Opinion
April 10, 1978
Appeal by defendant from a judgment of the Supreme Court, Kings County, rendered January 6, 1977, convicting him of criminal sale of a controlled substance in the first degree and criminal possession of a controlled substance in the first and third degrees, upon a jury verdict, and imposing sentence. Judgment reversed, on the law and as a matter of discretion in the interests of justice, and new trial ordered. The trial court properly denied defendant's motion to dismiss the indictment because of the 18-month delay between the alleged drug sale and the arrest. However, other errors require a reversal and a new trial. Defense counsel, in a demand for a bill of particulars, requested the prosecution to inform him of any statements that might have been made by the defendant and whether any tape recording of the alleged sale of cocaine had been made. The prosecutor denied the existence of either of such items.
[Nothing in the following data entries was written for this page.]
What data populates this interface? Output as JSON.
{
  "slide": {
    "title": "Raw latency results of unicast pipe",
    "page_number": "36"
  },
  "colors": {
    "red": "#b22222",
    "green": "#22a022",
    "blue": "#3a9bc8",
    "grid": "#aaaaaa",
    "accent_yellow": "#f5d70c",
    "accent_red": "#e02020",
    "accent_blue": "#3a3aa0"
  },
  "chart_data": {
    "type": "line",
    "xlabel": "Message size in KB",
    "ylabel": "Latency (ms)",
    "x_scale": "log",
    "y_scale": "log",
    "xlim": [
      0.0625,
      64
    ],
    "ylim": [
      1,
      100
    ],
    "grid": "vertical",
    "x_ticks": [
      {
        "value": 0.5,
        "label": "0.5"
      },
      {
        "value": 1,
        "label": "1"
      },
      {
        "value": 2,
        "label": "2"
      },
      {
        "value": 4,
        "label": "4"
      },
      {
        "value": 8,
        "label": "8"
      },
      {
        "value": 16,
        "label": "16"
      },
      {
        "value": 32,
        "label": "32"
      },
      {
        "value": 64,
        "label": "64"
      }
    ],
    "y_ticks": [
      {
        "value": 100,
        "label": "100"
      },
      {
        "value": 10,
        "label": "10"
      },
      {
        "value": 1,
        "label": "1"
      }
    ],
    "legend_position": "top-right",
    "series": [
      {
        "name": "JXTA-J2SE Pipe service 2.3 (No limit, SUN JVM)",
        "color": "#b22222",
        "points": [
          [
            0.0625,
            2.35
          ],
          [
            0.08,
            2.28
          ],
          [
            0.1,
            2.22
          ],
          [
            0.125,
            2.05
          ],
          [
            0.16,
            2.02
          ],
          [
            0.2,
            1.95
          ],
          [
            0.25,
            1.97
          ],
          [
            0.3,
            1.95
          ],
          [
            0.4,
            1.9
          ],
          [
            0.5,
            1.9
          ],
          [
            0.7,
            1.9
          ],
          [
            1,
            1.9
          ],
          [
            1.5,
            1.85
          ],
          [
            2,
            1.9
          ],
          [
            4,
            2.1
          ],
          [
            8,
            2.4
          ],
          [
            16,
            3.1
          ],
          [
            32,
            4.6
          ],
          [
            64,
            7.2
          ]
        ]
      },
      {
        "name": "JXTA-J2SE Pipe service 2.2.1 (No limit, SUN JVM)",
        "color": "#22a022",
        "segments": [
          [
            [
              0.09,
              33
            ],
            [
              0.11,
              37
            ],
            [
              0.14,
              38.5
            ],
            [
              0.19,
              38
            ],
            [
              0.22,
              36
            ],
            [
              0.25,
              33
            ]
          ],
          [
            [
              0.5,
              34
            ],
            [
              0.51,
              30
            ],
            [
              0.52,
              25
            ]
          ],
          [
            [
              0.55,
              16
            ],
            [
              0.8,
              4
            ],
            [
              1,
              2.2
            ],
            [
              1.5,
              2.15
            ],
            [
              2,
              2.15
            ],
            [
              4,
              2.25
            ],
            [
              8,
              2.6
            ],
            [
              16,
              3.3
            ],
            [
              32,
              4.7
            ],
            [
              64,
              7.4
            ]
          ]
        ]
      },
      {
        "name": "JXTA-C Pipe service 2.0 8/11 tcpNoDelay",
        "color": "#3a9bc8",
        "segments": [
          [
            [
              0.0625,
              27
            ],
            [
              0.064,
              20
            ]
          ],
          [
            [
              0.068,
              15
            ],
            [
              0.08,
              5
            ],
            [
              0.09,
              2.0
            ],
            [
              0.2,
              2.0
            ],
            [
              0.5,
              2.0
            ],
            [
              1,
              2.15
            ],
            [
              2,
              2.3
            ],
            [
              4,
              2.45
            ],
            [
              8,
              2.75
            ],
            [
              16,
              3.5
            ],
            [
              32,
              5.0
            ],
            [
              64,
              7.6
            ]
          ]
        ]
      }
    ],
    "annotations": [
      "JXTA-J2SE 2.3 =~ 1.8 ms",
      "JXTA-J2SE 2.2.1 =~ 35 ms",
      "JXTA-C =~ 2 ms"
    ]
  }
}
It was only during the hearing held on the defendant's Townsend motion (see People v Townsend, 38 A.D.2d 569) that defense counsel learned of the existence of a tape recording of conversations between the undercover officer and the codefendant prior to the sale, and of statements allegedly made by defendant during the drug transaction. The denial of the existence of such information, which was known to the prosecutor is improper (see People v Testa, 48 A.D.2d 691, affd 40 N.Y.2d 1018). Furthermore, the conduct of counsel for both sides is not to be commended. Counsel often made improper, irrelevant and inflammatory remarks. Moreover, the trial court should have granted defendant's request for a Wade hearing with respect to his identification by the undercover officer. Although there appears to be evidence suggesting that the officer had a sufficient independent basis to support his identification of defendant, identification was a crucial issue with regard to the alibi defense and the circumstances revealed in this record indicate that a hearing should have been held. In view of the fact that the evidence of guilt presented was not overwhelming, we cannot say that the foregoing errors were harmless (cf. People v Crimmins, 36 N.Y.2d 230). Latham, J.P., Gulotta, Margett and Hawkins, JJ., concur.